Documents reveal that both the bipartisan infrastructure plan and the separate $3.5 trillion measure by Democrats may claim savings from the long-term economic growth they would supposedly stimulate.

Dynamic scoring is a term that Republicans use to describe their tax cuts as "cost-free". This is not true.

Trump's Treasury secretary Steven Mnuchin repeatedly stated that the tax cuts would pay for themselves. CBO instead estimated that the measure would increase federal deficits by $1.9 trillion in a decade, even if it included increased economic activity.

Democrats have long ridiculed dynamic scoring as a Republican trick to claim savings, but these savings may not materialize in order to conceal the true cost of their tax-cutting agenda. Senator Budget Committee Chairman Bernie Sanders (I-Vt.), was one of its most vocal critics. Sanders called dynamic scoring "voodoo economys" in 2015. Sanders' office declined to comment on this story.

Democrats claim that tax cuts can spur economic growth. However, they can also be used to strengthen productive programs like education and transportation. This is possible if there's not "so many spin on the ball that it's basically closing a budget deficit with magical thinking," stated Sen. Brian Schatz (D-Hawaii).

Referring to past GOP support for dynamic score, Sen. Roy Blunt (R-Mo.) said that "Maybe on the topic I would just simply say, 'Welcome, team.'

CBO provided some estimates of dynamic scoring, but warned that projections are uncertain.



Negotiators for both bills are eager to make savings and assume that Biden will remove Trump's regulations regarding drug rebates. CBO estimated that these rules would cost $177 billion to the government over a decade. Therefore, blocking them would decrease expected spending.

Trump's rule was never implemented. Washington is running record-setting deficits each year, so repealing the rule would mean that you could claim savings and use those funds to pay spending bills.
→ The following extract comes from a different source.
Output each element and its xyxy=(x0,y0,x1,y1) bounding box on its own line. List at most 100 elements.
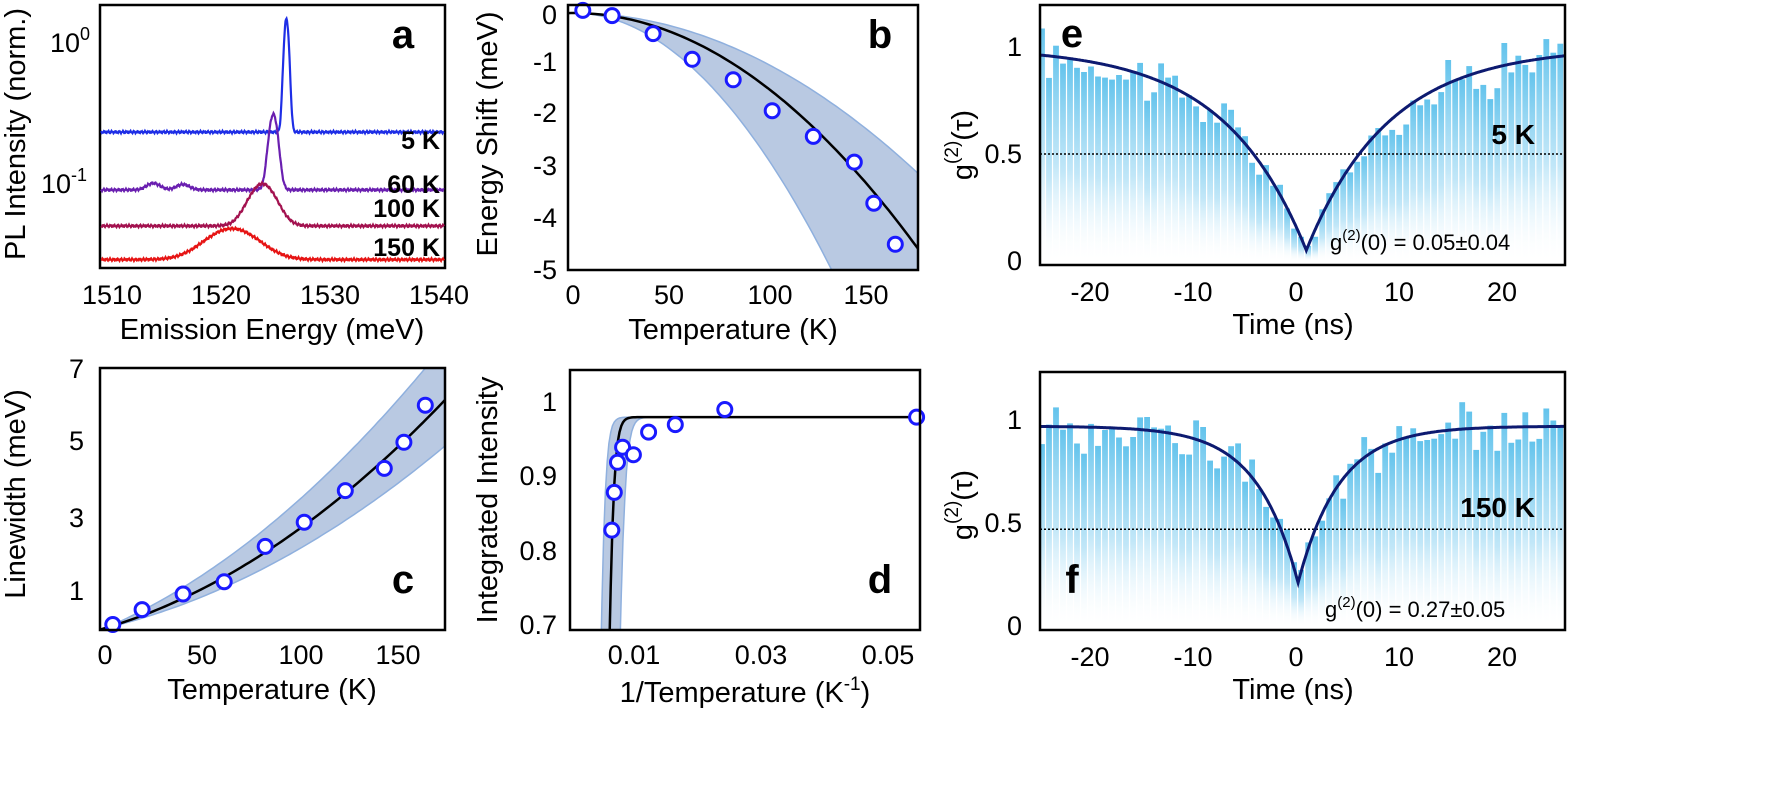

It's like a family in deep debt cancelling a $50,000 vacation and then using those "savings” to purchase something else.



Senate Democrats claim that spending and tax credits in their $3.5 trillion bill could last less than the full 10 year life span of the measure. This would limit the price of the legislation.

Both parties have a history in which they put early expiration dates on programs that are so popular that Congress will likely renew them. Republicans did the same with President George W. Bush’s 2001 tax cut. It was mostly extended.

According to the Committee for a Responsible Federal Budget, the total cost of policies in the Democrats' $3.5 Trillion plan over 10 years is $5 trillion.

Another questionable proposal is to sell oil from the government’s Strategic Petroleum Reserve. This inevitably gets filled, sometimes at a higher cost. Also, take credit for the proceeds of the federal auction on 5G spectrum airwaves.